CINCINNATI, OH (FOX19) - Thought your information wasn't stolen in the Equifax breach? You may want to check again.

A FOX19 NOW viewer says he used the Equifax online tool to see if his file was among those stolen by hackers. He got a "no" when he checked several days ago, but then checked again -- and it now says he is one of the victims.

Hopefully by now you've visited to see if your information was among the data stolen by hackers from the credit bureau earlier this year. At least 143 million Americans were hit by this one, with hackers getting names, Social Security numbers, birth dates and more.

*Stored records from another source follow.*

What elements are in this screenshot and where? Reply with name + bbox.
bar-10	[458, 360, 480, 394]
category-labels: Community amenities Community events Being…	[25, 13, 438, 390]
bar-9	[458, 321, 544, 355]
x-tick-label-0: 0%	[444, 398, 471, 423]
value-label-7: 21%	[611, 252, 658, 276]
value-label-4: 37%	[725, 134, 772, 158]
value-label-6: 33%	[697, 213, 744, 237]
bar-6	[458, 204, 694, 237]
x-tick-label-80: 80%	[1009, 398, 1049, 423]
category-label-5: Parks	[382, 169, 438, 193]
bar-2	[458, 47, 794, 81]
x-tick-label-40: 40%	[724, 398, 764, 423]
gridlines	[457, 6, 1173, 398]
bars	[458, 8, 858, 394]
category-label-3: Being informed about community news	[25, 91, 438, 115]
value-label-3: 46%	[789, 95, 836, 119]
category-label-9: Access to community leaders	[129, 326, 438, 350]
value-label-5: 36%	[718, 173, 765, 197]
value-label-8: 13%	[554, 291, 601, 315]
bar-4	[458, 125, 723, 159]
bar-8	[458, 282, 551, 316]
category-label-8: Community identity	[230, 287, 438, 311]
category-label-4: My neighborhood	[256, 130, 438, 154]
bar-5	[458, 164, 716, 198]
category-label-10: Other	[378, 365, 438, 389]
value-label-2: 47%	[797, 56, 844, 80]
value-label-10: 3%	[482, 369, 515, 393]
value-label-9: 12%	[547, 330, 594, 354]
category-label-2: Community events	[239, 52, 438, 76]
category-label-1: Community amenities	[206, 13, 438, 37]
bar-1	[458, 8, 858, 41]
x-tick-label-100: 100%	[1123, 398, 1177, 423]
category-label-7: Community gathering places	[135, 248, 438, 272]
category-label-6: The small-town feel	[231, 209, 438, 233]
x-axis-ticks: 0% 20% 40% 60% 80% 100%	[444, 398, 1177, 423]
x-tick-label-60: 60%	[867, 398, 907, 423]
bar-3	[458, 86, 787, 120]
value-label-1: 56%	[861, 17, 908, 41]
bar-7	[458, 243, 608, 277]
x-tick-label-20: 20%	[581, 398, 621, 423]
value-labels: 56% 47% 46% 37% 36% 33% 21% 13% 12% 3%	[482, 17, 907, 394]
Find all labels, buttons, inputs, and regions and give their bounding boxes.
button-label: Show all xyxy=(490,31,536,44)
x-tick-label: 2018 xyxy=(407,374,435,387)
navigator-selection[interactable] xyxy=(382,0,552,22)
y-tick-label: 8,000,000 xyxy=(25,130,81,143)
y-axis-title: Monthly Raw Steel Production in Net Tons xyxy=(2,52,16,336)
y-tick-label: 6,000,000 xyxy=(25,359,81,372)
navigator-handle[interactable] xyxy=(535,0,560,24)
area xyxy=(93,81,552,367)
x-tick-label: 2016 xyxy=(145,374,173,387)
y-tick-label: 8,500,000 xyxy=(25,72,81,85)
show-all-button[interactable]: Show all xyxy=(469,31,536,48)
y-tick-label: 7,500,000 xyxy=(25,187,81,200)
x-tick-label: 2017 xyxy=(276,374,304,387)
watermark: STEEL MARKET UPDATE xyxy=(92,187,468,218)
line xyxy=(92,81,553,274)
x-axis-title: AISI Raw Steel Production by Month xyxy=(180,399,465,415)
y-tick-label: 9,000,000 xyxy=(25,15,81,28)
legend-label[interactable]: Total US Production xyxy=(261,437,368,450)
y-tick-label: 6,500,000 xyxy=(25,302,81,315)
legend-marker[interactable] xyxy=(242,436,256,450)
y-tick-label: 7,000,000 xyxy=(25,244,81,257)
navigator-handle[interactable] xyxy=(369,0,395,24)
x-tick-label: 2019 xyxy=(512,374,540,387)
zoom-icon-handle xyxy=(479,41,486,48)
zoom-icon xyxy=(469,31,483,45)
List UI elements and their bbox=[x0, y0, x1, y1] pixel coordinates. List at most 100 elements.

But if you checked and got a "no" response from Equifax, you may not be in the clear. CNET tested the Equifax tool by typing in phony names, and random digits, and got some "Yes" responses, and some "No" responses. This is why fraud experts say the safest bet is to assume your data was stolen.

Our advice? Freeze your credit to prevent anyone from opening accounts in your name.

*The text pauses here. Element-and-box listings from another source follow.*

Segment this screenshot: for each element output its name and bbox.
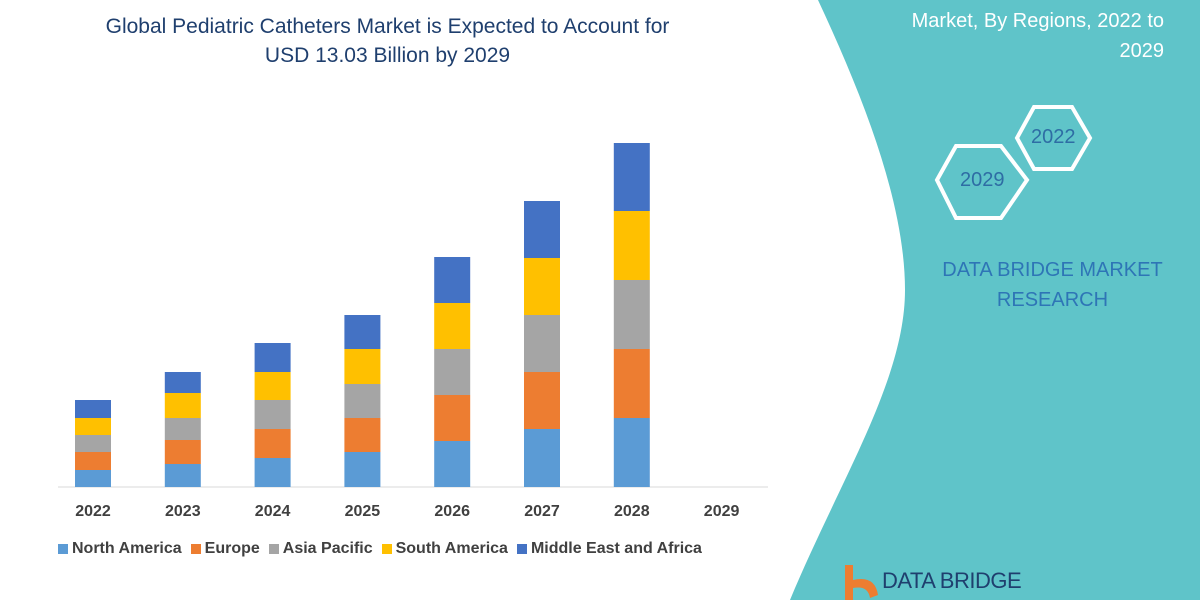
logo-text: DATA BRIDGE <box>882 568 1022 593</box>
bar-segment-2028-south-america <box>613 211 650 280</box>
legend-item: Middle East and Africa <box>516 540 702 558</box>
hexagon-2022 <box>1014 105 1093 171</box>
bar-segment-2024-north-america <box>254 458 291 487</box>
bar-segment-2028-north-america <box>613 418 650 487</box>
bar-segment-2028-europe <box>613 349 650 418</box>
bar-segment-2024-middle-east-and-africa <box>254 343 291 372</box>
bar-segment-2026-middle-east-and-africa <box>434 257 471 303</box>
bar-segment-2025-europe <box>344 418 381 452</box>
bar-segment-2025-asia-pacific <box>344 384 381 418</box>
x-tick-label: 2028 <box>614 503 650 520</box>
bar-segment-2025-north-america <box>344 452 381 487</box>
bar-segment-2026-north-america <box>434 441 471 487</box>
legend-label: South America <box>395 540 508 557</box>
legend-swatch <box>381 544 392 554</box>
x-tick-label: 2026 <box>434 503 470 520</box>
chart-title: Global Pediatric Catheters Market is Exp… <box>40 12 735 70</box>
bar-segment-2023-asia-pacific <box>164 418 201 440</box>
bar-segment-2028-middle-east-and-africa <box>613 143 650 211</box>
title-line-2: USD 13.03 Billion by 2029 <box>264 44 511 67</box>
bar-segment-2022-north-america <box>75 470 111 487</box>
legend: North America Europe Asia Pacific South Ame… <box>58 540 702 558</box>
bar-segment-2024-europe <box>254 429 291 458</box>
bar-segment-2024-south-america <box>254 372 291 400</box>
legend-label: North America <box>72 540 182 557</box>
brand-line-1: DATA BRIDGE MARKET <box>942 259 1163 281</box>
legend-item: South America <box>381 540 508 558</box>
logo-icon <box>845 565 878 600</box>
x-tick-label: 2027 <box>524 503 560 520</box>
bar-segment-2022-south-america <box>75 418 111 435</box>
x-tick-label: 2029 <box>703 503 740 520</box>
legend-label: Middle East and Africa <box>530 540 702 557</box>
bar-segment-2027-middle-east-and-africa <box>524 201 560 258</box>
hex-label-2022: 2022 <box>1031 126 1076 148</box>
side-title-line-2: 2029 <box>1119 40 1165 62</box>
bar-segment-2027-europe <box>524 372 560 429</box>
bar-segment-2027-south-america <box>524 258 560 315</box>
x-tick-label: 2025 <box>344 503 381 520</box>
bar-segment-2023-middle-east-and-africa <box>164 372 201 393</box>
legend-label: Asia Pacific <box>282 540 373 557</box>
bar-segment-2027-north-america <box>524 429 560 487</box>
legend-item: Europe <box>190 540 260 558</box>
legend-item: Asia Pacific <box>268 540 373 558</box>
legend-swatch <box>516 544 527 554</box>
bar-segment-2023-north-america <box>164 464 201 487</box>
bar-segment-2026-asia-pacific <box>434 349 471 395</box>
bar-segment-2023-europe <box>164 440 201 464</box>
side-panel <box>790 0 1200 600</box>
bar-segment-2022-europe <box>75 452 111 470</box>
legend-swatch <box>58 544 68 554</box>
hexagon-2029 <box>934 144 1030 220</box>
bar-segment-2023-south-america <box>164 393 201 418</box>
bar-segment-2028-asia-pacific <box>613 280 650 349</box>
legend-swatch <box>190 544 201 554</box>
bar-segment-2024-asia-pacific <box>254 400 291 429</box>
title-line-1: Global Pediatric Catheters Market is Exp… <box>105 15 670 38</box>
bar-segment-2022-middle-east-and-africa <box>75 400 111 418</box>
bars-group <box>75 143 650 487</box>
x-tick-label: 2022 <box>75 503 111 520</box>
bar-segment-2025-south-america <box>344 349 381 384</box>
bar-segment-2025-middle-east-and-africa <box>344 315 381 349</box>
brand-line-2: RESEARCH <box>996 289 1109 311</box>
hex-label-2029: 2029 <box>960 169 1005 191</box>
legend-label: Europe <box>204 540 260 557</box>
side-panel-title: Market, By Regions, 2022 to 2029 <box>844 6 1164 66</box>
bar-segment-2022-asia-pacific <box>75 435 111 452</box>
x-tick-label: 2024 <box>254 503 291 520</box>
legend-swatch <box>268 544 279 554</box>
brand-text: DATA BRIDGE MARKET RESEARCH <box>925 255 1180 315</box>
legend-item: North America <box>58 540 182 558</box>
x-tick-label: 2023 <box>165 503 201 520</box>
bar-segment-2026-europe <box>434 395 471 441</box>
bar-segment-2027-asia-pacific <box>524 315 560 372</box>
bar-segment-2026-south-america <box>434 303 471 349</box>
side-title-line-1: Market, By Regions, 2022 to <box>911 10 1164 32</box>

Here's what Britt Scearce of the Emery Federal Credit Union had to say:

"This breach is much more severe, in the sense that they got all of your personal information, not just maybe your credit card number that could be canceled, and then reissued on you. They actually got your name, address, social security number, possibly even your driver's license number, they have the ability to perhaps even take over your current accounts, so it's going to be vital that you're actually reading your current statements on the accounts you already have, not just being worried about whether they're going to open up new accounts in your name."

Experts also say thieves may sit on that stolen data until next tax season and use it to file phony tax returns, and collect the refunds.

The Simply Money point: You'll need to file your taxes early next year in order to beat them to the punch.